Король, правда, отдал приказ разобрать телеграф также и в Лилле. Но герцог Орлеанский желал знать новости, и на башне св. Екатерины, где в 1793 году республиканское правительство устроило первый телеграф, продолжали принимать сигналы.

Депеши держали в тайне. Они поступали к маршалу герцогу Тревизскому., и он передавал их Луи-Филиппу. Во всяком случае, те, которые считал нужным передать.

Кое для кого Карно заслонил всех членов нового правительства Бонапарта. А другие только и говорили, что о Фуше.

Бассано, Коленкур, Мольен, Камбасерес, Даву-эти никого не удивляли. Но Карно-министр внутренних дел, а Фуше-министр полиции! Луи-Филиппу не давали покоя два желания: он жаждал, чтобы король поскорей убрался из Франции, и мечтал наладить связь с Фуше. Полиция снова была в руках орлеанской партии, и ему не терпелось поговорить об этом с Макдональдом и Бернонвилем, то есть видными членами масонского ордена, которые, пожалуй, могли дать добрый совет. Надо ли покинуть Францию, последовать за королём? Или, может быть, лучше не уезжать, столковаться с Наполеоном? Это, разумеется, будет не легко.

Конечно, лучше всего было бы где-нибудь отсидеться, отмежеваться от старшей ветви: пусть опозорится, призвав во Францию союзников. Но где? Только в Англии, где его уже ждала герцогиня. Однако Луи-Филипп опасался открыть свои карты маршалам, несмотря на круговую поруку масонов, среди которых орлеанисты играли видную роль. Дело в том, что масон масону рознь; многие военные вступили в масонские ложи в эпоху 18 брюмера, и Первый консул опирался на общество вольных каменщиков, которому даровал большие привилегии. Но было немало и таких генералов, что стали масонами главным образом с целью узнать направление умов в том или ином городе или чтобы держать в поле зрения чересчур рьяных, которые могли использовать ложи для каких-либо крамольных действий. Хотя Макдональд и Бернонпиль-председатели масонских лож. это ещё не гарантия, что на них можно вполне положиться. Да, надо, оставаясь претендентом на трон, не показывать этого, не показывать своего нетерпения… Итак, уже сегодня утром он пережил большое разочарование, когда вместе с Мортье был позван к королю. Правда, принятое Людовиком XVIII около восьми утра решение остаться в Лилле нельзя считать окончательным, ведь накануне в полночь он решил покинуть Лилль, а в половине первого уже изменил своё намерение. На планы короля не могло не повлиять настроение, царившее на улицах и площадях, страх, что войска откажутся повиноваться при вести о вступлении в город герцога Беррийского. И действительно, около полудня три маршала и герцог Орлеанский, призванные в особняк Бригода, услышали из уст монарха, что отъезд из Лилля королевского эскорта назначен на три часа пополудни. Людовик XVIII не сказал куда. Только после того как Луи-Филипп задал ему этот вопрос, король признался, что решил покинуть Францию. Почему тогда не поехать в Дюнкерк, как он собирался раньше? Король боялся, что ему преградят дорогу солдаты Эксельманса или взбунтовавшиеся войска, он, как и прошлой ночью, сослался на присутствие в Касселе генерала Вандамма.

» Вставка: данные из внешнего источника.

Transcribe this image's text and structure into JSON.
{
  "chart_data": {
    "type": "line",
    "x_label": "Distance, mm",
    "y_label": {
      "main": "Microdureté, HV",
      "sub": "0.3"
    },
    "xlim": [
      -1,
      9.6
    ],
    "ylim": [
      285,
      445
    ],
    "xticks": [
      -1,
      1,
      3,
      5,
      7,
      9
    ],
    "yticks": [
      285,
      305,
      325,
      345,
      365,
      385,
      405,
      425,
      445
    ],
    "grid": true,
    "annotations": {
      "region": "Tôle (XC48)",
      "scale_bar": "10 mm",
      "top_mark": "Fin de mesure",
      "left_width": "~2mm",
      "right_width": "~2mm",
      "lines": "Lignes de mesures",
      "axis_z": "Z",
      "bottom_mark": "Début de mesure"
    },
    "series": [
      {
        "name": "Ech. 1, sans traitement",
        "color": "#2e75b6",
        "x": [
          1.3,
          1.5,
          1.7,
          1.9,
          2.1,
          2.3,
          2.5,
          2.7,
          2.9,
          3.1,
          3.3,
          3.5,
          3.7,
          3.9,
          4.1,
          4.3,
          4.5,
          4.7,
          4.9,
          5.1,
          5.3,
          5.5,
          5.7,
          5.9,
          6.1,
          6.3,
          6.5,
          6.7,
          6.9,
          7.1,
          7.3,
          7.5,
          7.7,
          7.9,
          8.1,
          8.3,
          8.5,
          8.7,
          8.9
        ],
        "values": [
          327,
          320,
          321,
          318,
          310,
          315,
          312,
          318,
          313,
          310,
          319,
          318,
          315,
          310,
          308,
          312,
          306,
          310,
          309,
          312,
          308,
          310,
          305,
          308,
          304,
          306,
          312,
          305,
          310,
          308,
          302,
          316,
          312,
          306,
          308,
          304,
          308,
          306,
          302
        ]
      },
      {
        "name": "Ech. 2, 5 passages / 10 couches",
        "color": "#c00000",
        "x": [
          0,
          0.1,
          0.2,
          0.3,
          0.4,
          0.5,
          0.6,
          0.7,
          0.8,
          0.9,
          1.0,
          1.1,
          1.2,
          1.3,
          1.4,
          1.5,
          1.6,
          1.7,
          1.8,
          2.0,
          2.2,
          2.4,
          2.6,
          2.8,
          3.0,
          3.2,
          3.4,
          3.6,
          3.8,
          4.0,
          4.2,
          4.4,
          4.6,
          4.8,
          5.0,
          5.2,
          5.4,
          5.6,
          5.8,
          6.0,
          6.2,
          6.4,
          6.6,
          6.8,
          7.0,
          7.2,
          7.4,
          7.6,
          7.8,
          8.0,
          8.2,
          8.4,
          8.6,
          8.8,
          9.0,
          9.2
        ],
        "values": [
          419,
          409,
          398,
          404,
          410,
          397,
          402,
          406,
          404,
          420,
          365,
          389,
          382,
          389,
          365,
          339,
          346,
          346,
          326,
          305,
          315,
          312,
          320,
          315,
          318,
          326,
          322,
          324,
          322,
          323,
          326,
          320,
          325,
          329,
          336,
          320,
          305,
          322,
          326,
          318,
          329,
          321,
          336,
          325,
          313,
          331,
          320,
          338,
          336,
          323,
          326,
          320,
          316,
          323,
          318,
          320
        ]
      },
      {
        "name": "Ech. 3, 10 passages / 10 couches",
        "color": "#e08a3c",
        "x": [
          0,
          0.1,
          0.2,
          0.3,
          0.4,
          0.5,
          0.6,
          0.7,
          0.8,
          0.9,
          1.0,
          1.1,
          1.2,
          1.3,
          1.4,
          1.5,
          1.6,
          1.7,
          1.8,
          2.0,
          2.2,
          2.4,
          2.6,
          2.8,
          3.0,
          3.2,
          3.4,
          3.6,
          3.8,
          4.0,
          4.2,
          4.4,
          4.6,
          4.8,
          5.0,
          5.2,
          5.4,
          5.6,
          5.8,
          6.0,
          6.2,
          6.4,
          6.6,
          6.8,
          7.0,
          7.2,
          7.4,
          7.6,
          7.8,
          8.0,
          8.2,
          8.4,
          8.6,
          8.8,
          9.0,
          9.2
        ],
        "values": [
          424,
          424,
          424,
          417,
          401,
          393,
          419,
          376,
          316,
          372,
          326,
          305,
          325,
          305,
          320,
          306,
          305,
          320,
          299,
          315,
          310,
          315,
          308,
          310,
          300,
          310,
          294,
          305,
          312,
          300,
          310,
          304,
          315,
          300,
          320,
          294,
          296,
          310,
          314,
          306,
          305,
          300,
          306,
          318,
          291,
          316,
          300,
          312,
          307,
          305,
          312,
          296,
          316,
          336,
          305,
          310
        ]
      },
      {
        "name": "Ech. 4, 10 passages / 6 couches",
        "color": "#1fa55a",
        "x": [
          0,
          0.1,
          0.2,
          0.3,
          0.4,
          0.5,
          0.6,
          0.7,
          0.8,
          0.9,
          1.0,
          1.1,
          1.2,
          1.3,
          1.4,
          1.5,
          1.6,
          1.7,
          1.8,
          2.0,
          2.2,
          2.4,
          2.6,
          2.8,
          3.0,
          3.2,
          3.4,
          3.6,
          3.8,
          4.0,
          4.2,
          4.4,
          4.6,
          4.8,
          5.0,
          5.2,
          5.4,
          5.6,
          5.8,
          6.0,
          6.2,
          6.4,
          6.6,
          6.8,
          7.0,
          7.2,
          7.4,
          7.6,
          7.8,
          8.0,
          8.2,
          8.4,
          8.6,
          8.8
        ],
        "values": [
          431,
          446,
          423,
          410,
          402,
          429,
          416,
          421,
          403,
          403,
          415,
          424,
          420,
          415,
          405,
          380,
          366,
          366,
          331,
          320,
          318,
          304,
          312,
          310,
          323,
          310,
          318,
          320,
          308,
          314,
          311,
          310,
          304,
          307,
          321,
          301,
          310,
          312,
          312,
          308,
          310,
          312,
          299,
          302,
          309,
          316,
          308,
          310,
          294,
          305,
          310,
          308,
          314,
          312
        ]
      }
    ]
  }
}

— А затем, ежели я найду нужным, я всегда успею добраться до Дюнкерка и после того, как пересеку границу, — прибавил он.

Словом, следующим этапом было намечено Остенде.

Вот тут-то и хлопнула крышка. Когда закрываешь ящик, каждый раз невольно удивляешься тому громкому звуку, с каким захлопывается крышка. Такое же удивление вызвала небольшая ответная речь Макдональда Людовику XVIII: он сказал, что до конца был верен королю, так же как в 1814 году был верен Наполеону, но что сейчас он покорнейше просит разрешить ему не переходить границы, которую его величество через три месяца заведомо перейдёт обратно. Он, Макдональд, будет ждать возвращения короля в своём Курсельском имении. Нельзя сказать, чтобы Людовик XVIII обрадовался: по выражению его лица было видно, что его величеству это не по душе. Но не в таком он сейчас положении, чтобы это выказывать. Во всяком случае, приятнее думать, что оставляешь тут во Франции сообщника…

Луи-Филипп внимательно смотрел на своего царственного кузена: от ответа короля герцогу Тарентскому зависело то, что скажет он сам, рисковать зря не стоило. Но крышка хлопнула.

— Господин маршал, — сказал Людовик XVIII с той же добродушной улыбкой, с какой он подписал хартию, — я всегда высоко ценил вашу искренность и считал главной чертой вашего характера преданность. Лучшее доказательство этому то, что мы разрешаем вам остаться во Французском королевстве!

Затем он выжидающе посмотрел на Мортье. Ответ маршала, ничуть не похожего на дамского любезника-типичный военный, видный мужчина с квадратным подбородком, длинным носом и крошечным ртом, — прозвучал как ответ всей армии. Мортье начал с того. чем кончил Макдональд. Он тоже решил удалиться в своё поместье. Он просит об отставке, но надеется, что король даст ему указания, как действовать в дальнейшем, после отъезда его величества.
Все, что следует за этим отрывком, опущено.